100,000 BTUs = 105505585 joules.
A Ton of TNT is a unit of energy equal to 4.184 gigajoules
105505585 joules.= 2.52164.4000956 x 10^-5 kilotons of TNT
Um crap I am getting lost in numbers hold on.
105505585 joules = 0.02521644 tons of TNT
Okay base units that is better.
Okay, Little Boy was 16,000 tons of TNT
That means it would take a cow 634507 days to fart that much. Or cut it in half if you think cows fart 200 liters. 1737 years & 80 days. If my math is right. It may not be. I dunno about fucking chemistry at all.
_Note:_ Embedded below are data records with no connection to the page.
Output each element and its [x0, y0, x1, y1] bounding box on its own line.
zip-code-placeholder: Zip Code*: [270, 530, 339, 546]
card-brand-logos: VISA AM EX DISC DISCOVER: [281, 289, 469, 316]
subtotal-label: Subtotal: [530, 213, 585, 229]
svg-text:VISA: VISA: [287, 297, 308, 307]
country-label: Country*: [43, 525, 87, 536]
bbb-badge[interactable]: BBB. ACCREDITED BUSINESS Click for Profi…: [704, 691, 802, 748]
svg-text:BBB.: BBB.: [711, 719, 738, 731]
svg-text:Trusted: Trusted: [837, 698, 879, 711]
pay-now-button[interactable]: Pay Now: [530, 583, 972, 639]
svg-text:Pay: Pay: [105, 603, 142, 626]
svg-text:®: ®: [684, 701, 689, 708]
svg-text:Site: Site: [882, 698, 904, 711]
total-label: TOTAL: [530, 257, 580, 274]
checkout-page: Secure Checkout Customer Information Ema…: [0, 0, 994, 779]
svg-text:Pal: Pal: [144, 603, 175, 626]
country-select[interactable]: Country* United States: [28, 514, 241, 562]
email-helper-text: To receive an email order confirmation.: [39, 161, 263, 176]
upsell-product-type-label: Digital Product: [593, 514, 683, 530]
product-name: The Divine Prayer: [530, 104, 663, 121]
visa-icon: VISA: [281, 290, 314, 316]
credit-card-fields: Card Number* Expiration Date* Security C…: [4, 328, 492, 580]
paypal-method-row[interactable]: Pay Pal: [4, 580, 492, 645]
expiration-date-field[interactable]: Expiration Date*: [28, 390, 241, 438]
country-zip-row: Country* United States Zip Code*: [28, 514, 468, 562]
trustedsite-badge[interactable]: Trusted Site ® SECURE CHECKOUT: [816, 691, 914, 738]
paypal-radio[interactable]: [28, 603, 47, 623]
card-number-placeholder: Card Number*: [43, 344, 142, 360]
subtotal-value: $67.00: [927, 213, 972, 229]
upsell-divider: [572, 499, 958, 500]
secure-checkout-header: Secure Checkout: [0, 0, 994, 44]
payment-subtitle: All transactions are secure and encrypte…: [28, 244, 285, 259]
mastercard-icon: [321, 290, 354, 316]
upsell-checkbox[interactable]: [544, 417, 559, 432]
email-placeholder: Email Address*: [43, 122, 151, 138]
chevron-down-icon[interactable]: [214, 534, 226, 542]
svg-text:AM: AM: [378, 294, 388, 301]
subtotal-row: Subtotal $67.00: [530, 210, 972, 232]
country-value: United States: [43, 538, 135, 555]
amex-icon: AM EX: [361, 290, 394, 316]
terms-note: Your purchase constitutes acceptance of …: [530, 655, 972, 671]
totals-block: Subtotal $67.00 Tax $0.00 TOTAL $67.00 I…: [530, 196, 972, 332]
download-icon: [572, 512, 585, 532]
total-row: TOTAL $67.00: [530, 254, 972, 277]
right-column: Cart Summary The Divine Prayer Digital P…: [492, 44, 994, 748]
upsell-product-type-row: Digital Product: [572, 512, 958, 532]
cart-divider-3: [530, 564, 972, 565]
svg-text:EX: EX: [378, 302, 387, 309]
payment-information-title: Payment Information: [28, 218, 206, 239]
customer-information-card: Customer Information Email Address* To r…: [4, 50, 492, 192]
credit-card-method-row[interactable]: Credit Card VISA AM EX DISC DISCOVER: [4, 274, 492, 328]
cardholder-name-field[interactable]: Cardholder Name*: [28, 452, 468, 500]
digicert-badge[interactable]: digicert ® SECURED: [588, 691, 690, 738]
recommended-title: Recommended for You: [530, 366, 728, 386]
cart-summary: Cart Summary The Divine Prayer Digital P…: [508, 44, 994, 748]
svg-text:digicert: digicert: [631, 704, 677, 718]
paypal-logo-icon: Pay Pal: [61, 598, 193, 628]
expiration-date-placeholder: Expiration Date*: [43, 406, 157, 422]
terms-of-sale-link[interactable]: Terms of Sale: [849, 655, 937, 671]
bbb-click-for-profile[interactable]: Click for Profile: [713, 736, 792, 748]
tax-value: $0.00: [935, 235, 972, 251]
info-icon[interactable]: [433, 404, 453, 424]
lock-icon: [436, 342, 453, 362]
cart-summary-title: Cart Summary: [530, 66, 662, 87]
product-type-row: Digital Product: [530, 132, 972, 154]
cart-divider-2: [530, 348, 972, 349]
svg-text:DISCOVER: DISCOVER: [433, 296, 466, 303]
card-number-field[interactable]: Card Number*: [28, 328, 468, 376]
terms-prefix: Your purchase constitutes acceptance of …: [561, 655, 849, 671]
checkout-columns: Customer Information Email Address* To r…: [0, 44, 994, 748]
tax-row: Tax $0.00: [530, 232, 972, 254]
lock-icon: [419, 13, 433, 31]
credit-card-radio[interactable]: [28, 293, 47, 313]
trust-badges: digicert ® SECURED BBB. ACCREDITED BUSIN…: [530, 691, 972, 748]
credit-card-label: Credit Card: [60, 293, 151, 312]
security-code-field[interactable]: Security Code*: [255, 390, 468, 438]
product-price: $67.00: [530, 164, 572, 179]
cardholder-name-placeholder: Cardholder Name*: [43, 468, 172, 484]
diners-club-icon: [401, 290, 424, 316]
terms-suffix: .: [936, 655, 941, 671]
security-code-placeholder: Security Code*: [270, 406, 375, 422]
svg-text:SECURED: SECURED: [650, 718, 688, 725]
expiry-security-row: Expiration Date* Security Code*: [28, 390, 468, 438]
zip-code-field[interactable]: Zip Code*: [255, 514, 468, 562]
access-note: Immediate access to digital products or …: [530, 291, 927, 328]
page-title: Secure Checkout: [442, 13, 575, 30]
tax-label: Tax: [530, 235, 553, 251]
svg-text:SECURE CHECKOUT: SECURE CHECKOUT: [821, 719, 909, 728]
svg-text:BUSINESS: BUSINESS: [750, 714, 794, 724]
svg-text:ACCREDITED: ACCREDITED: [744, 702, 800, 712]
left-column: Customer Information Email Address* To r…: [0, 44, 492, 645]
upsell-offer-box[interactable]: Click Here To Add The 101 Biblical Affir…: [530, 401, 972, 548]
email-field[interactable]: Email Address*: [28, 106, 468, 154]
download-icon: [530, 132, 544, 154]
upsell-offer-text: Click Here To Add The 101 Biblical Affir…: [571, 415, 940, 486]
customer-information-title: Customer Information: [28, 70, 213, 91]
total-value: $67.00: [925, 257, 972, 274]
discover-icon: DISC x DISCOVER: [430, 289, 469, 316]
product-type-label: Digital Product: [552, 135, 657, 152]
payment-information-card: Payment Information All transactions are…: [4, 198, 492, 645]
That is for a cow; humans I'm guessing fart much less, but I couldn't find a reliable number.
It was then pointed out to me by Blaine that the keyword is "continuous." That is...harder to figure out, though in the looking I found that the normal human range is like .5 to 1.5 liters so like, a hundred times longer than a cow. Anyhow I'm sure I'm doing this backwards by not knowing real equations & having to rely on sources online that don't use consistent units.
The caveat "continuous" is a weird one; I don't know how you would define it. Also, not all of a fart is methane; actually only a pretty small part of it it, 7%. So that there is probably another couple of decimal places, huh? Though you can burn the 21% hydrogen too, I guess. Oh,
this has a lot of the same calculations. 147.29 joules per fart, they say. There are 86400 seconds in a day. Estimating a fart a second, that is 12725856 joules per day. 0.00304155 tons of TNT. 5401 years.